Unlike system.file.readFileAsString
, system.file.writeFile
has no encoding option.
It appears that the behaviour is the same as readFileAsString
without any encoding option - it uses Java’s default charset, which is platform-specific. On some systems it’s always UTF-8, but on others it can change depending on the system or user locale settings.
On my Linux machine it uses UTF-8, but on the customer’s Windows machine it uses latin1. Transferring files between these systems leads to invalid encoding errors in one direction and double-encoding in the other.
You can manually encode a unicode string in python with .encode('utf8')
. However, the result is a str
object, so system.file.writeFile
still does the encoding. In Linux, this results in a double-utf8-encoded string:
system.file.writeFile(path, output.encode('utf8'))

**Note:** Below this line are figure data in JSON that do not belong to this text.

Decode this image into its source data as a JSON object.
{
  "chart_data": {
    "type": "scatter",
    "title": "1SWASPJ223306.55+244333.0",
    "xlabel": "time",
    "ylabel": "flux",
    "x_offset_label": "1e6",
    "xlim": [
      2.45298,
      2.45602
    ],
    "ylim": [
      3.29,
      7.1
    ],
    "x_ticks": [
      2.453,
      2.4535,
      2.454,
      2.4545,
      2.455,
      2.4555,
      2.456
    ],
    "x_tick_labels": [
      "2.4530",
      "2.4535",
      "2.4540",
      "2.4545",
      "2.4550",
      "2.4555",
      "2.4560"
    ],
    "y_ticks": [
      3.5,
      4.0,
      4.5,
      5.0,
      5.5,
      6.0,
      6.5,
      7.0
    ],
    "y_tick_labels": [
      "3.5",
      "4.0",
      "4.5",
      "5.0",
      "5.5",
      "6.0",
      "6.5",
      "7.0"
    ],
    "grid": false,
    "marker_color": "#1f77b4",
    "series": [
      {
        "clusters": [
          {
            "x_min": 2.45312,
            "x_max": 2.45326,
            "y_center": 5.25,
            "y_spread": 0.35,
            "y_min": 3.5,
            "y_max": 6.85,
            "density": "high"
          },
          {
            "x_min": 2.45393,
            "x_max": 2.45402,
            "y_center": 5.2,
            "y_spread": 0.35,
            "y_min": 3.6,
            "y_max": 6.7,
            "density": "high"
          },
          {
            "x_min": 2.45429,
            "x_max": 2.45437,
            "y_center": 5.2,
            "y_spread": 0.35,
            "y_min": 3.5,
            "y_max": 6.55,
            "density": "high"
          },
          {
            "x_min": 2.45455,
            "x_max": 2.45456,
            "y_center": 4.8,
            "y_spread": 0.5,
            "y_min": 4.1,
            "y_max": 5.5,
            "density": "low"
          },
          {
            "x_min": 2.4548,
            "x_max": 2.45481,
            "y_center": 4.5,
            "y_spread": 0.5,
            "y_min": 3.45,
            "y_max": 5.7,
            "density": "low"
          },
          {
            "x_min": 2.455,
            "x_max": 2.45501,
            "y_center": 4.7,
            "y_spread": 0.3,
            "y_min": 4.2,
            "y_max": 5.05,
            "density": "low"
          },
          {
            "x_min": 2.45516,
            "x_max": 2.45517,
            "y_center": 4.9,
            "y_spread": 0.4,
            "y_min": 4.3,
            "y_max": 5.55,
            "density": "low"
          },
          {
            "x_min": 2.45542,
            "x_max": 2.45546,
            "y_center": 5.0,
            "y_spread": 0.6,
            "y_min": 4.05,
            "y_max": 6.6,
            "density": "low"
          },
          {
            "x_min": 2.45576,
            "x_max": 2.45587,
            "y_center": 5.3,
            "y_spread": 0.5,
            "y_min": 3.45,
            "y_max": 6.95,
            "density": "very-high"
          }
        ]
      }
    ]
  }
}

The only way to get system.file.writeFile
to not do the encoding is to give it an array of bytes rather than a string. Unfortunately, bytearray() is not available in Python 2.5. In 2.6 you could just do this:
system.file.writeFile(path, bytearray(output.encode('utf8')))
Otherwise you can use array
:
from array import array
system.file.writeFile(path, array('b', output.encode('utf8')))
Or write the file directly with Python:
from __future__ import with_statement
import codecs
with codecs.open(path, 'w', 'utf8') as file:
file.write(output)
But it would be really great if an encoding option could be added to system.file.writeFile
.